Sometimes when I procrastinate on something, I’ve used apps to keep reminding me over and over till I actually do it. I found this to be effective (as long as the reminder is subtle, and not annoying).

What do you think of this approach? Has anyone else tried it, and found it effective/ineffective?

Pete Quily
January 11, 2014 at

Hi Mike for some people for some things it will. For some the subtle & not annoying will work & with others the loud & irritating will work

Mike
March 10, 2015 at

Corinne, thanks for the Puryear book recommendation! Great book!

Jacob
May 8, 2015 at

OMG!!! i read Dan’s post at the top and the first thing i thought to myself is that i should bookmark this and read it later like Dan said…. it’s amazing how easy it is to let these things slip past even when consciously trying to avoid it. The only thing that stopped me from putting it off and going to another web page was the second comment from Pete … what a reality slap

Pete Quily
May 29, 2015 at

:)

David
July 3, 2015 at

This is a tough area for me and (coupled with attention to detail) the source of a lot of problems for me and inflicted on those around me. One of the ways this manifests itself is that when I think about doing something, I mentally check it off as if it were done. That is what the delusional optimism does for me. Then as time goes by and it hasn’t been completed several different things happen: (1) I am kind of surprised that I haven’t completed the task, (2) the delay often results in the task becoming bigger issue (failing to pay a bill on time leading to a late charge,),(3) if my wife gets involved by reminding me about the task or gets upset because my failure to act has caused the task to become a bigger issue (late charge), I get angry at her “unreasonable” response, and (4) this part is difficult to articulate, but there is a certain amount of mental fatigue that takes place while I procrastinate—the knowledge that I have a task to do dances around my head at some level of consciousness and creates a kind of mental static that can wear at me.

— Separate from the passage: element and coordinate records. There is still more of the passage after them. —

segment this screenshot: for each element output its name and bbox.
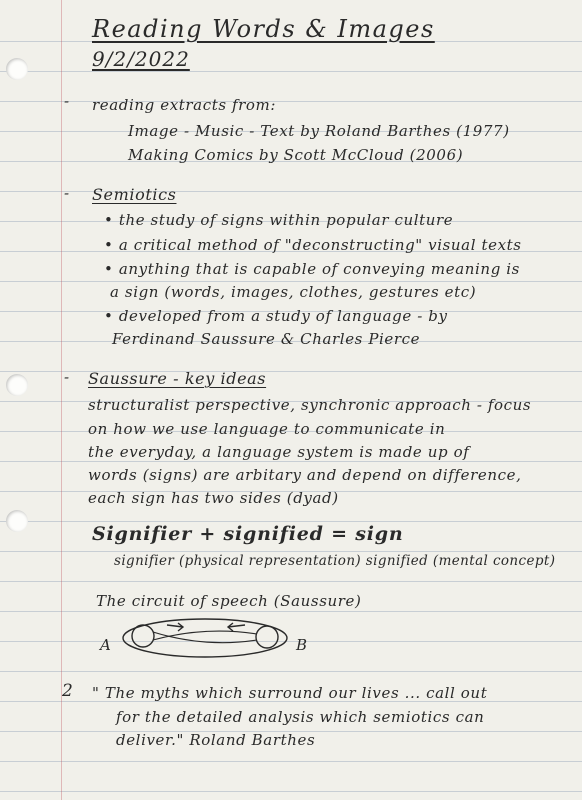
- saussure-line: on how we use language to communicate in: [88, 420, 446, 438]
- quote-line: deliver." Roland Barthes: [116, 731, 316, 749]
- speaker-b-head: [256, 626, 278, 648]
- arrow-left-icon: [228, 623, 245, 631]
- page-date: 9/2/2022: [92, 47, 190, 71]
- semiotics-line: • the study of signs within popular culture: [104, 211, 454, 229]
- quote-line: " The myths which surround our lives ... call out: [92, 684, 488, 702]
- semiotics-line: a sign (words, images, clothes, gestures etc): [110, 283, 477, 301]
- circuit-loop: [123, 619, 287, 657]
- circuit-path-upper: [153, 631, 257, 640]
- speech-circuit-diagram: [95, 610, 315, 666]
- sign-formula-explanation: signifier (physical representation) signified (mental concept): [114, 553, 556, 569]
- quote-line: for the detailed analysis which semiotics can: [116, 708, 485, 726]
- page-title: Reading Words & Images: [92, 15, 435, 43]
- punch-hole: [6, 58, 28, 80]
- semiotics-line: • developed from a study of language - by: [104, 307, 448, 325]
- arrow-right-icon: [167, 623, 183, 631]
- saussure-heading: Saussure - key ideas: [88, 369, 267, 388]
- punch-hole: [6, 510, 28, 532]
- page-number: 2: [62, 681, 74, 701]
- circuit-caption: The circuit of speech (Saussure): [96, 592, 362, 610]
- semiotics-line: • anything that is capable of conveying meaning is: [104, 260, 520, 278]
- reading-book-1: Image - Music - Text by Roland Barthes (1977): [128, 122, 510, 140]
- bullet-dash: -: [64, 92, 70, 110]
- sign-formula: Signifier + signified = sign: [92, 523, 404, 545]
- reading-intro: reading extracts from:: [92, 96, 277, 114]
- semiotics-line: • a critical method of "deconstructing" visual texts: [104, 236, 522, 254]
- circuit-path-lower: [153, 632, 257, 643]
- circuit-label-a: A: [100, 636, 112, 654]
- semiotics-heading: Semiotics: [92, 185, 177, 204]
- bullet-dash: -: [64, 184, 70, 202]
- circuit-label-b: B: [296, 636, 308, 654]
- punch-hole: [6, 374, 28, 396]
- bullet-dash: -: [64, 368, 70, 386]
- saussure-line: each sign has two sides (dyad): [88, 489, 339, 507]
- speaker-a-head: [132, 625, 154, 647]
- reading-book-2: Making Comics by Scott McCloud (2006): [128, 146, 464, 164]
- saussure-line: structuralist perspective, synchronic approach - focus: [88, 396, 532, 414]
- semiotics-line: Ferdinand Saussure & Charles Pierce: [112, 330, 421, 348]
- saussure-line: the everyday, a language system is made up of: [88, 443, 470, 461]
- saussure-line: words (signs) are arbitary and depend on difference,: [88, 466, 522, 484]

Lately, when a task comes up I try to tackle it early so that it doesn’t become part of “The List” or where dreams go to die. I like the idea of questioning your internal “I’ll do it later” thought, but that implies a level of mindfulness that I feel I don’t really possess. How do you create the internal discipline to apply those reality filters? To ask: “When, exactly will I do this?” “How will I plan to do this?” “How will I remember to do this?”

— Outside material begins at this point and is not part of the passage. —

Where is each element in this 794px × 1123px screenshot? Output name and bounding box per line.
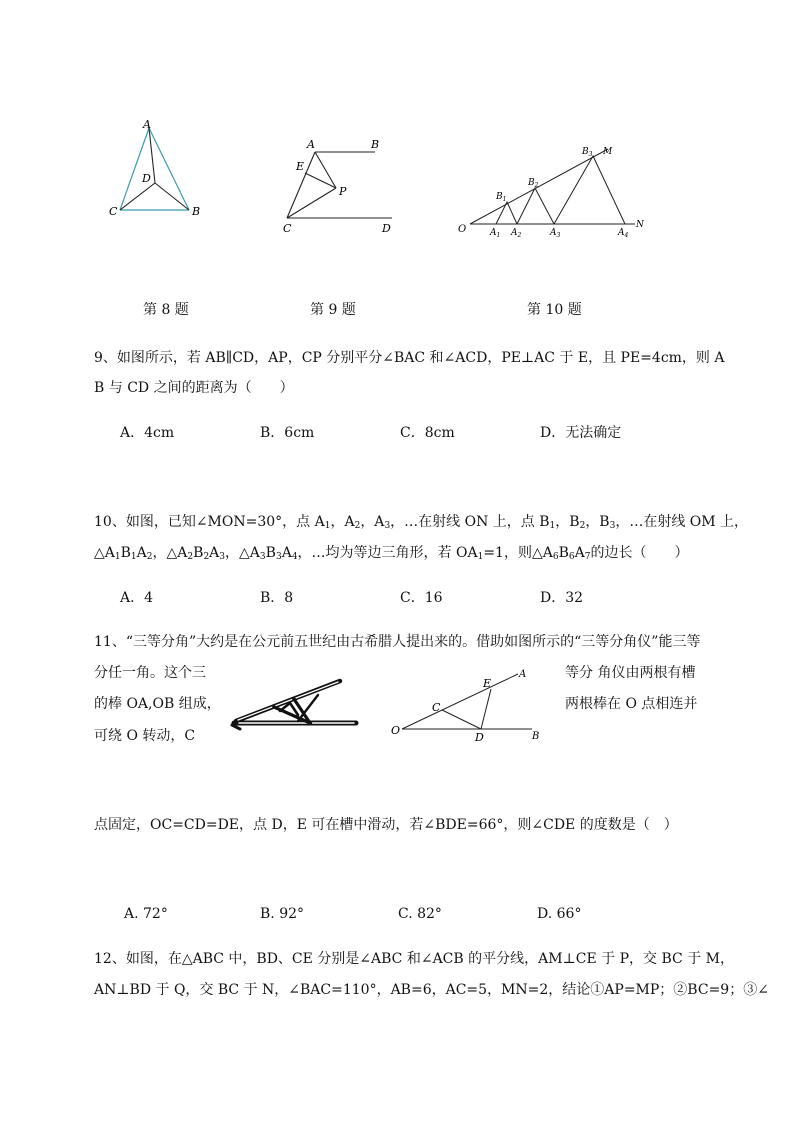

For example, I have begun using my smart phone more to keep The List, but have found it more useful as a place to put reminders. But here is the kicker, I haven’t been able to train myself or acquire the mental discipline to go straight to my phone when a new task comes up that I need to take care of. Any thoughts there?

Pete Quily
July 8, 2015 at

“One of the ways this manifests itself is that when I think about doing something, I mentally check it off as if it were done” a lot of adders think like this.

One way is to realize it’s better to to a draft task wish list and than apply your reality filters of choice and then and only then call it a to do list. 2 stage list. have a list of the ?s to make doing stage 2 easier.